Denis Lescaudron, speaking quickly, in a barely audible voice, described how Patrice Lescaudron had been someone who took his work seriously but would always be home at a reasonable hour.
“When he began working for Credit Suisse, he was worried that his lack of experience would mean he wouldn’t find clients,” his son said. Lescaudron did find them, he said, and that only meant longer hours and regular business trips. “Then, he would leave early and return late and work during the holidays.”
The father is on trial for fraud, forgery and criminal mismanagement and has admitted to falsifying statements and trades to try to cover his growing losses but has also said he never profited from the scheme. Deemed a risk to flee to his native France, he has been denied bail and spent the past two years in pretrial detention. This week in court, Lescaudron said he sought treatment for hypertension while working for the bank.
Asked by Lescaudron’s lawyer about how the experience had changed his father, Denis Lescaudron said he’d lost a lot of weight and his outlook had changed. “He’s become sad and worried about what the future will bring.”

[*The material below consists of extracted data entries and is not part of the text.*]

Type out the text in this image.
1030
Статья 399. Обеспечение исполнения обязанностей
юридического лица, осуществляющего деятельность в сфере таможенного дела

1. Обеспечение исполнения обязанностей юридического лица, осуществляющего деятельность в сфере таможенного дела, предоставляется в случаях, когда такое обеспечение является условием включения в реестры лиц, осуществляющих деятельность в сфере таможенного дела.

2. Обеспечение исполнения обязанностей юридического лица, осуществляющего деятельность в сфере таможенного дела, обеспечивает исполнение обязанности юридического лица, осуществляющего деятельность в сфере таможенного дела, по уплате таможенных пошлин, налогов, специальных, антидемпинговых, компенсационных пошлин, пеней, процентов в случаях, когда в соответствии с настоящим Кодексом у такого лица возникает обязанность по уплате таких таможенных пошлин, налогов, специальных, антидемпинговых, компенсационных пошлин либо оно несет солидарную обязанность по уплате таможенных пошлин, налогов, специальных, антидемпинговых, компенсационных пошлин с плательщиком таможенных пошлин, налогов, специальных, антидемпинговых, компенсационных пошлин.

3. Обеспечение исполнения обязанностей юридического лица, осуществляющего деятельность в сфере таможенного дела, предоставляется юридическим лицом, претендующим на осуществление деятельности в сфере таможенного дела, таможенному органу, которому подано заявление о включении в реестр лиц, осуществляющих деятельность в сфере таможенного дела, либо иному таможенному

Neverthless, the younger Lescaudron said, he and his mother are glad the trial is finally underway after multiple delays. The family wants to put this behind them, he explained during his 16 minutes of testimony.
“I love him a lot,” he said, his eyes red. Denis Lescaudron was allowed to give his father, sitting on a bench in the front row of the court, a brief hug before leaving the courtroom.
Lescaudron’s lawyer was granted a one-day delay in the proceedings on Friday to review documents on the confiscation of assets before he makes his closing arguments. The trial will resume Tuesday.